Government dragging its feet on MIA

fund managers federal government capital gains tax IFSA chief executive capital gains

18 March 1999
| By Stuart Engel |

Fund managers' efforts to become single responsible entities are being paralysed by government inaction.

IFSA deputy chairman and Colonial First State Investments chief executive Chris Cuffe told Financial Services Minister Joe Hockey at a recent IFSA lunch that the failure of governments to provide an easy passage was "paralysing parts of the industry."

With only four months to go before the deadline for managers to convert, only a handful of funds have retired trustees as required by the Managed Investment Act.

Only three fund managers, including Deutsche Funds Management and Credit Suisse Asset Management, have completed the requirements to form a single responsible entity.

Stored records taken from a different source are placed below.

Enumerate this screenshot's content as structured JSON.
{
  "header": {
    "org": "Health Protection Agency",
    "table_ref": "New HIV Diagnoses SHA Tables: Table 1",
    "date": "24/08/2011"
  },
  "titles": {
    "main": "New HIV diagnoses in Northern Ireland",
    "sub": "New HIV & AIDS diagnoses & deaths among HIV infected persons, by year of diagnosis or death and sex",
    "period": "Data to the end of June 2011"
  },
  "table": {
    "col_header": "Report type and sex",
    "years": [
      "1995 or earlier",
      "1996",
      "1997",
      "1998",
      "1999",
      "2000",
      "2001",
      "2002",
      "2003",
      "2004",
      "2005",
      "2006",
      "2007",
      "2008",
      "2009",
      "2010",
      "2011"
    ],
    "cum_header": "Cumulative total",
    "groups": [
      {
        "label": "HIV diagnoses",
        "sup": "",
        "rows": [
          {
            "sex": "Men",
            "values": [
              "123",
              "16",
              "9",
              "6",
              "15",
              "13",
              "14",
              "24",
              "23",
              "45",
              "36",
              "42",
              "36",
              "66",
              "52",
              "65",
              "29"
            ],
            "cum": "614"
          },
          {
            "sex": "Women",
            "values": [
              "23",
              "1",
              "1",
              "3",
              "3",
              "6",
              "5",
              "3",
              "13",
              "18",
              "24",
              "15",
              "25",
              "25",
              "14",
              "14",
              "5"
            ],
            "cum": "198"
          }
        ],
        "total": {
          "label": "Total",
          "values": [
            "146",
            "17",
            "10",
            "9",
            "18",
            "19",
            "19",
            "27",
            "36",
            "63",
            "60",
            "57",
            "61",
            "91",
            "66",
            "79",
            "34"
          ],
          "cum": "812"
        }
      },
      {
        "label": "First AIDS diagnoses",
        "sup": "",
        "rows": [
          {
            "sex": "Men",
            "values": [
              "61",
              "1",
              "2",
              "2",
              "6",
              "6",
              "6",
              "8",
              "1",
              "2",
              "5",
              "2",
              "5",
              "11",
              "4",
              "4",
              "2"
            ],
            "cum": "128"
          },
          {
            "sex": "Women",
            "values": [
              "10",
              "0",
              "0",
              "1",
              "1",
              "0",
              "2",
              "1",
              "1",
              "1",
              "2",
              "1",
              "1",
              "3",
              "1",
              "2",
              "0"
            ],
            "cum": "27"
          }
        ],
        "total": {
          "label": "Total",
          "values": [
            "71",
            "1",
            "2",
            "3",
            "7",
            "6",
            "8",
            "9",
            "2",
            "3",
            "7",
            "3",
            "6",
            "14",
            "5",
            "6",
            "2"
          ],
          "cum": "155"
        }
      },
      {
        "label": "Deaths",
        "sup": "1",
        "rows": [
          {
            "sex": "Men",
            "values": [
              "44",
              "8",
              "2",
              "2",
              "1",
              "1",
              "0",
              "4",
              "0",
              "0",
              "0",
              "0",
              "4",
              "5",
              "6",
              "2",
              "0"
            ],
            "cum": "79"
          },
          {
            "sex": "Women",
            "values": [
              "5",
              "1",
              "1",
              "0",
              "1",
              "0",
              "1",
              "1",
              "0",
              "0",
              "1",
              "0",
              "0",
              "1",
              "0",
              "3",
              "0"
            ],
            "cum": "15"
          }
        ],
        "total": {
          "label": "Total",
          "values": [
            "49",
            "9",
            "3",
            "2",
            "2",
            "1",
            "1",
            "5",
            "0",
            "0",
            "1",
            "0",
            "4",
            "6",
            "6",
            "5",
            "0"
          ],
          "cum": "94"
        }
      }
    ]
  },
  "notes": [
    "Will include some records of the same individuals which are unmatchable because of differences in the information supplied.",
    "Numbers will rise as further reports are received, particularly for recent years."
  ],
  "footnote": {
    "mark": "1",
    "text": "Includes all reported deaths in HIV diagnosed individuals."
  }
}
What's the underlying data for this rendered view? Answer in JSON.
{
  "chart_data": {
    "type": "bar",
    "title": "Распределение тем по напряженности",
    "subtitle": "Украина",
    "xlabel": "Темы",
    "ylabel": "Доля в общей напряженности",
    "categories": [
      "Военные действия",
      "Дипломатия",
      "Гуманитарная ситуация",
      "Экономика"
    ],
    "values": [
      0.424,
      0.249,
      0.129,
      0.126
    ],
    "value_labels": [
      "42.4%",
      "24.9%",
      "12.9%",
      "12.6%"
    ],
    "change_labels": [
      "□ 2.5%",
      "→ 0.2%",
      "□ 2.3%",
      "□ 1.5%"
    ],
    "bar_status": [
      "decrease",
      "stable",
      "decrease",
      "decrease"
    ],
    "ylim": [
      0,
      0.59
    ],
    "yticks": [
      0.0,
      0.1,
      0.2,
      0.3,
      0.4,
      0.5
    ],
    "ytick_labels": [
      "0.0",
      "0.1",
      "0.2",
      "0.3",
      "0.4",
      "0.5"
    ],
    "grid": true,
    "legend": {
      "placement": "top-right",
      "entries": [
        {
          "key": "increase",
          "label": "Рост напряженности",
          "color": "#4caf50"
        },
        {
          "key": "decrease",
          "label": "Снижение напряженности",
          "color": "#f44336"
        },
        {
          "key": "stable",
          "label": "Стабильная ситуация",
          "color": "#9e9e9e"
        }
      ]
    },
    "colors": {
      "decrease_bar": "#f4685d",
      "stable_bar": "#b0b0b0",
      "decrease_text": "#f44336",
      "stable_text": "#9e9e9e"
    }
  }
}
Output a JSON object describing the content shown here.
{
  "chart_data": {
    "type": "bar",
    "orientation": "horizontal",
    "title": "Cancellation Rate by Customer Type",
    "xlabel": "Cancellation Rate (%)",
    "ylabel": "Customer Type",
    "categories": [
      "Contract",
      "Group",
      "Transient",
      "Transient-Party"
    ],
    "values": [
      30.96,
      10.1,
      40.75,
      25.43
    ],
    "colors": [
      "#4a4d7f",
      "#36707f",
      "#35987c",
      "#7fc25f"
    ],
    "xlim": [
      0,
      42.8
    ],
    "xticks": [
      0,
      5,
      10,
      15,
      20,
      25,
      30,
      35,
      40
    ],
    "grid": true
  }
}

The bigger players in the industry are still waiting on the Federal and State Governments to provide surety over two key tax implications.

But under the Managed Investment Act provisions, failure by fund managers to retire trustees by July 1 would force each group to have a meeting of unit holders which many claim is a massively expensive exercise.

IFSA senior policy manager Philip French says the Federal Government is dragging its feet by not providing a guarantee that the change will not be defined as a capital gains tax event and trigger a massive tax bill for fund managers.

A number of the State Governments have also failed to provide similar guarantees that stamp duty requirements will not affect the changeover.

Cuffe says the Government has rushed through the legislation and failed to give it the appropriate backing of related issues.

"When the SIS Bill (similar legislation for superannuation funds) was drafted, these issues were covered," he says.

"But the failure to provide guarantees with this legislation has rendered it Clayton's legislation that none of us can act on."